Kidney Embryology

To start off my Gross Anatomy Elective, I will begin with a review of embryology because I love embryology! It is like origami but with organs which inspired me to start my “Organami” project.

This Daily Doodle illustrates the embryology of the kidneys. The embryologic origin of both the urinary system and the genital system are closely associated with each other and they are often referred to conjointly as the “urogenital” system. The urogenital system develops from the intermediate mesoderm which forms a longitudinal elevation along each side of the dorsal aorta called the urogenital ridge [1].

During the early development of the human embryo, there are three sets of “kidneys”. The first set is the pronephroi, the second set is the mesonephroi and the third set which becomes the permanent kidneys are the metanephroi.

    1. Pronephroi: Nonfunctional structures that appear as a cluster of cells in the cervical neck area which form around a tube-like structure called the pronephric duct.
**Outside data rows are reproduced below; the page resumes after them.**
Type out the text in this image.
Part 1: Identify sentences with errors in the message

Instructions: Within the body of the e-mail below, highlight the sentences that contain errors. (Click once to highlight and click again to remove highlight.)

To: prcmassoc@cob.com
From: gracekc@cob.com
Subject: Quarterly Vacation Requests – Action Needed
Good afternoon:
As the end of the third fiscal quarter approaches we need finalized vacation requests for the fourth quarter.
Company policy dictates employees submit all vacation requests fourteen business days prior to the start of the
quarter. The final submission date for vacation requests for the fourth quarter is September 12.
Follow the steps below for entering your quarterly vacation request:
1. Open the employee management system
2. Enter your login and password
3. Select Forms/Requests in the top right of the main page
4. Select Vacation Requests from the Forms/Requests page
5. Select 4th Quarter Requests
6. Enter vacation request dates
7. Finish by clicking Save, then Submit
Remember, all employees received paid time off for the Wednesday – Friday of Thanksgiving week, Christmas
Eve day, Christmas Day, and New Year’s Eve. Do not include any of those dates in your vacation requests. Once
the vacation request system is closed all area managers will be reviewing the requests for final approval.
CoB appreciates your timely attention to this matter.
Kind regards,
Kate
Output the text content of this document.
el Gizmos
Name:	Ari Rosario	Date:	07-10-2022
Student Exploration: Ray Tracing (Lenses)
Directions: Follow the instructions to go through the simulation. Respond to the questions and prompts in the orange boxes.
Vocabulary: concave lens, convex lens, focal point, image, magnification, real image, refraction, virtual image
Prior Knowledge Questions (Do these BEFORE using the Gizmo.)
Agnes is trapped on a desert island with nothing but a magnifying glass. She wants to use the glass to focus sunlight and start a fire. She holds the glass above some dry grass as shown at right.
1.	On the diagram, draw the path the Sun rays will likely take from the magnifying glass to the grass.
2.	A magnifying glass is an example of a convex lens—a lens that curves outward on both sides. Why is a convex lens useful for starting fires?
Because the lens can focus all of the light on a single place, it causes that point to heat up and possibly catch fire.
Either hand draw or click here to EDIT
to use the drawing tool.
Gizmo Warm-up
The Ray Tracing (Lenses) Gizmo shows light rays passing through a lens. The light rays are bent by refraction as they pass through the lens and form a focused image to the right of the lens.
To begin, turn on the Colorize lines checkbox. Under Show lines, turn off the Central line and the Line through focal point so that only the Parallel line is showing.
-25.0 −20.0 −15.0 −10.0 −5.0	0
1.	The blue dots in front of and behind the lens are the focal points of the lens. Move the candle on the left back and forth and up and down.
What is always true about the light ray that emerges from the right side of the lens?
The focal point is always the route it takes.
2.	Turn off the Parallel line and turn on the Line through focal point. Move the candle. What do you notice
The pronephroi is depicted in the doodle by the dotted lined structure. These “rudimentary” kidney structures appear early in the fourth week of development. Near the end of the fourth week, they begin to degrade and disappear. However, the pronephric duct remains and becomes the mesonephric duct.
    2. Mesonephroi: These long transitory kidneys represented by the green structure in the doodle begin to develop at the end of the fourth week.The mesonephric kidneys consist of glomeruli and tubules which open into the mesonephric ducts and drains into the cloaca. These mesonephroi degenerate by the first trimester however, in males, the tubules become the efferent ductules of the testes. The mesonphric duct has multiple adult derivatives summarized in the table below [2].
    3. Metanephroi: These early versions of the permanent kidneys begin to develop in the fifth week and they start functioning around the ninth week. The permanent kidneys develop from two different structures, the metanephric diverticulum (ureteric bud) and the metanephrogenic blastema (aka metanephric mass of mesenchyme) [1]. They are depicted as the little green protruding nodule just below the mesonephroi.

The metanephric kidneys begin to develop in the pelvis and are close together. As the embryo grows in size and stretches out caudally, the kidneys “ascend” to the abdomen and move farther apart. “Ascend” is in quotations because it is more of a relative change in position because the rest of the embryo is growing… Anyways, the kidneys end up in the abdomen and they rotate medially 90 degrees. Interestingly, the blood supply of the kidneys changes as their position changes. Initially, the kidneys received its blood supply from a branch off of the common iliac artery as seen in this doodle but later on, the kidneys receive its blood supply from the renal arteries which are connected directly to the aorta. So fascinating!



Pop Quiz!


  1. The urogenital system develops from which germ layer?
  2. What are the three sets of “kidneys” during the development of a human embryo?
  3. What do the mesonephric tubules become in an adult male?
  4. What is another name for the mesonephric duct?*
  5. What two structures form the permanent kidney?


 *Answer to 4 – Wolffian duct


  1. K. Moore and T. Persaud. “The Developing Human”. 8th Edition. Saunders 2008.
  2. V. Bharat. Appendix 5 Table showing adult derivatives of vestigial remains of mesonephric duct. DNB CET REVIEW For Primary and Post Diploma.